Bezauberndes Rock-Ballett von "Romeo and Juliet"
Im Düsseldorfer Capitol-Theater hat eine in weiten Teilen bezaubernde Rock-Ballett-Fassung des Shakespeare-Klassikers Romeo und Julia Premiere gefeiert. Im fast ausverkauften Theater beeindruckten vor allem die tödliche Kampfszene zwischen dem dunkelhäutigen Romeo (James Boyd) und seinem Rivalen Tybalt sowie die Liebesszenen zwischen Romeo und Julia (Adrienne Canterna). Letztere wirbelte so herrlich unbefangen und locker durch die insgesamt 24 getanzten Szenen, dass es eine Lust war, zuzuschauen.
Zur Story des weltweiten Klassikers von William Shakespeare muss man nichts mehr sagen. Wie die insgesamt acht Tänzer und zwei Tänzerinnen die großen Gefühle von Liebe und Hass, Freude und Trauer, Hoffnung, Verzweiflung und Lebensangst tanzen, das geht in der knapp zweistündigen Inszenierung wahrhaft unter die Haut, wenngleich auch bei manchem Rock-Pop-Sound mit dröhnenden Bässen beim Tinnitus-geplagten Rezensenten die Ohren grauslich vibrierten.

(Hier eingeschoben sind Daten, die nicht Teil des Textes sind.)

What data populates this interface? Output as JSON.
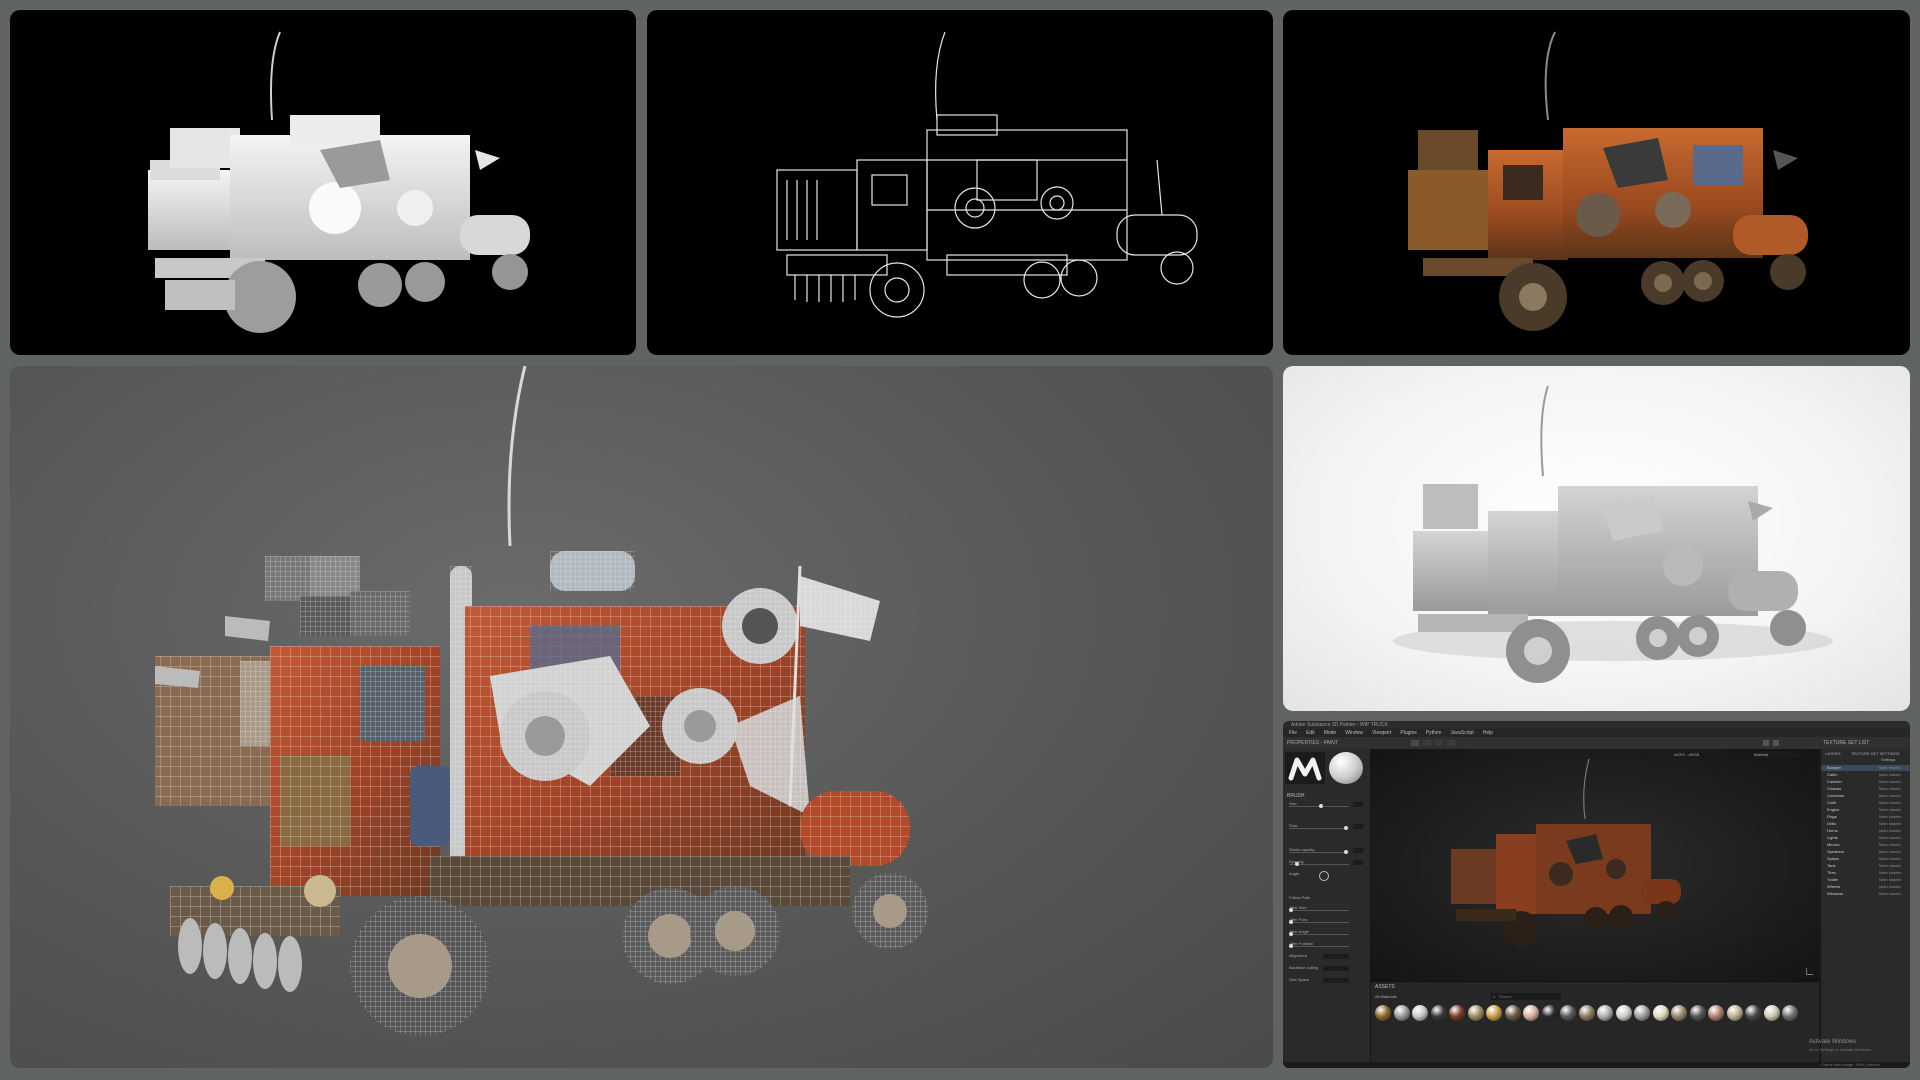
{
  "collage": {
    "background_color": "#5f6460",
    "panels": [
      {
        "id": "ao",
        "style": "white silhouette / ambient occlusion render on black"
      },
      {
        "id": "wire-black",
        "style": "white-on-black line wireframe render"
      },
      {
        "id": "textured",
        "style": "rusted orange PBR textured render on black"
      },
      {
        "id": "wire-textured",
        "style": "textured truck with wireframe overlay on grey gradient"
      },
      {
        "id": "clay",
        "style": "grey clay render on white studio backdrop"
      },
      {
        "id": "painter",
        "style": "Adobe Substance 3D Painter screenshot"
      }
    ]
  },
  "painter": {
    "title_bar": "Adobe Substance 3D Painter - WIP TRUCK",
    "menu": [
      "File",
      "Edit",
      "Mode",
      "Window",
      "Viewport",
      "Plugins",
      "Python",
      "JavaScript",
      "Help"
    ],
    "left_panel_title": "PROPERTIES - PAINT",
    "left_sections": [
      "BRUSH",
      "Size",
      "Flow",
      "Stroke opacity",
      "Spacing",
      "Angle",
      "Follow Path",
      "Jitter Size",
      "Jitter Flow",
      "Jitter Angle",
      "Jitter Position",
      "Alignment",
      "Backface culling",
      "Size Space"
    ],
    "viewport_dropdowns": [
      "ACES - sRGB",
      "Material"
    ],
    "right_panel_tabs": [
      "TEXTURE SET LIST",
      "LAYERS",
      "TEXTURE SET SETTINGS"
    ],
    "right_panel_header": "Settings",
    "texture_sets": [
      {
        "name": "Bumper",
        "shader": "Main shader"
      },
      {
        "name": "Cabin",
        "shader": "Main shader"
      },
      {
        "name": "Canister",
        "shader": "Main shader"
      },
      {
        "name": "Chassis",
        "shader": "Main shader"
      },
      {
        "name": "Container",
        "shader": "Main shader"
      },
      {
        "name": "Cloth",
        "shader": "Main shader"
      },
      {
        "name": "Engine",
        "shader": "Main shader"
      },
      {
        "name": "Flags",
        "shader": "Main shader"
      },
      {
        "name": "Grills",
        "shader": "Main shader"
      },
      {
        "name": "Horns",
        "shader": "Main shader"
      },
      {
        "name": "Lights",
        "shader": "Main shader"
      },
      {
        "name": "Mirrors",
        "shader": "Main shader"
      },
      {
        "name": "Speakers",
        "shader": "Main shader"
      },
      {
        "name": "Spikes",
        "shader": "Main shader"
      },
      {
        "name": "Tank",
        "shader": "Main shader"
      },
      {
        "name": "Tires",
        "shader": "Main shader"
      },
      {
        "name": "Trailer",
        "shader": "Main shader"
      },
      {
        "name": "Wheels",
        "shader": "Main shader"
      },
      {
        "name": "Windows",
        "shader": "Main shader"
      }
    ],
    "assets_title": "ASSETS",
    "assets_search_placeholder": "Search",
    "assets_filter": "All Materials",
    "material_swatches": [
      "#8a6a2a",
      "#9a9a9a",
      "#c8c8c8",
      "#3a3a3a",
      "#7a3a2a",
      "#a08a60",
      "#c7a040",
      "#6a5a40",
      "#d9b0a0",
      "#2a2a2a",
      "#5a5a5a",
      "#8a7a60",
      "#b0b0b0",
      "#d0d0c8",
      "#a0a0a0",
      "#e0d8c0",
      "#9a8870",
      "#555555",
      "#b08070",
      "#c0b090",
      "#4a4a4a",
      "#cfc9b0",
      "#707070"
    ],
    "windows_watermark_title": "Activate Windows",
    "windows_watermark_sub": "Go to Settings to activate Windows.",
    "status_bar": "Cache disk usage: 18% | Version"
  }
}
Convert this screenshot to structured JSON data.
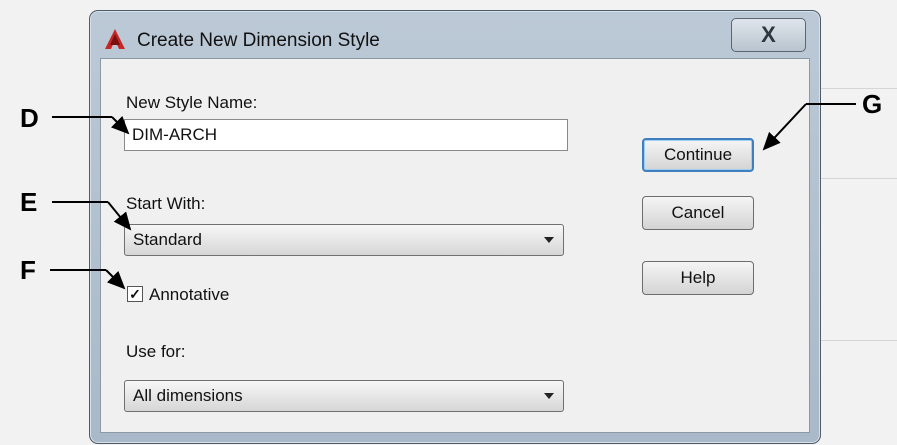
{
  "window": {
    "title": "Create New Dimension Style",
    "close_label": "X"
  },
  "form": {
    "style_name_label": "New Style Name:",
    "style_name_value": "DIM-ARCH",
    "start_with_label": "Start With:",
    "start_with_value": "Standard",
    "annotative_label": "Annotative",
    "annotative_checked": true,
    "use_for_label": "Use for:",
    "use_for_value": "All dimensions"
  },
  "buttons": {
    "continue": "Continue",
    "cancel": "Cancel",
    "help": "Help"
  },
  "callouts": {
    "d": "D",
    "e": "E",
    "f": "F",
    "g": "G"
  },
  "colors": {
    "callout_ink": "#000000",
    "default_button_border": "#3f7fbf"
  }
}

Das Ganze wirkt ein wenig wie ein alter Stummfilm. Schließlich wird auf der Bühne weder gesungen, noch gesprochen. Die Musik kommt vom Band. Die hervorragenden Akteure, die ganz am Anfang einzeln mit ihren Weltliteratur-Klassiker-Rollen vorgestellt und vorgetanzt werden, bewegen sich fesselnd. Mal grob, mal zart, mal aggressiv, mal einfühlsam. Dann wieder verträumt, sehnsüchtig, verliebt, zweifelnd oder angsterfüllt und immer wieder hoffnungsvoll.
Die Handlung von den beiden Liebenden, die aus zwei verfeindeten Familien stammen, wird von Musik, Tanz und Videoproduktionen getragen, die die Zuschauer einfühlsam durch die Story führen. Hip-Hop und Akrobatik, Vivaldis Vier Jahreszeiten und aktuelle Hits von Lady Gaga oder David Guetta lassen das Ensemble himmlisch über die Capitol-Bühne schweben. Einzig das blaue, rote oder lilafarbene Licht schmerzt mitunter die Augen, wenn es scheint, als wäre man auf einem nächtlichen Flugfeld des örtlichen Airports in Düsseldorf.
Ein Bühnenbild gibt es in der getanzten Variante der weltweit wohl berühmtesten Liebesgeschichte nicht. Für die einzelnen Szenen werden immer wieder Videobilder auf den Bühnenhintergrund geworfen. Passend. So konzentriert sich das Auge des Besuchers rein auf den Tanz. Bei der Premiere kommt immer wieder Beifall zwischen den einzelnen Szenen auf, am Ende stehen die allermeisten Zuschauer und klatschen begeistert minutenlang Applaus.
Am Ende - natürlich - gibt es Tod und Verzweiflung auch im Capitol-Theater. Julia „stirbt“ reichlich lange zuckend an dem vom Mönch gebrauten Gift, das doch noch vorübergehend die Todessymptome zeigt. Möglicherweise wegen des am Donnerstag Abend andauernden Streiks der öffentlichen Verkehrsmittel auch in Düsseldorf kommt der Bote für Romeo mit dem darüber aufklärenden Brief des Mönchs aber viel zu spät. So liegen ganz am Ende des getanzten Rock-Balletts die beiden Helden und Paris, der den für tot gehaltenen Körper von Julia für sich behalten wollte, tot auf der Bühne. In der grell beleuchteten Schluss-Szene führt Benvolio die Totenparade der „Überlebenden“ an.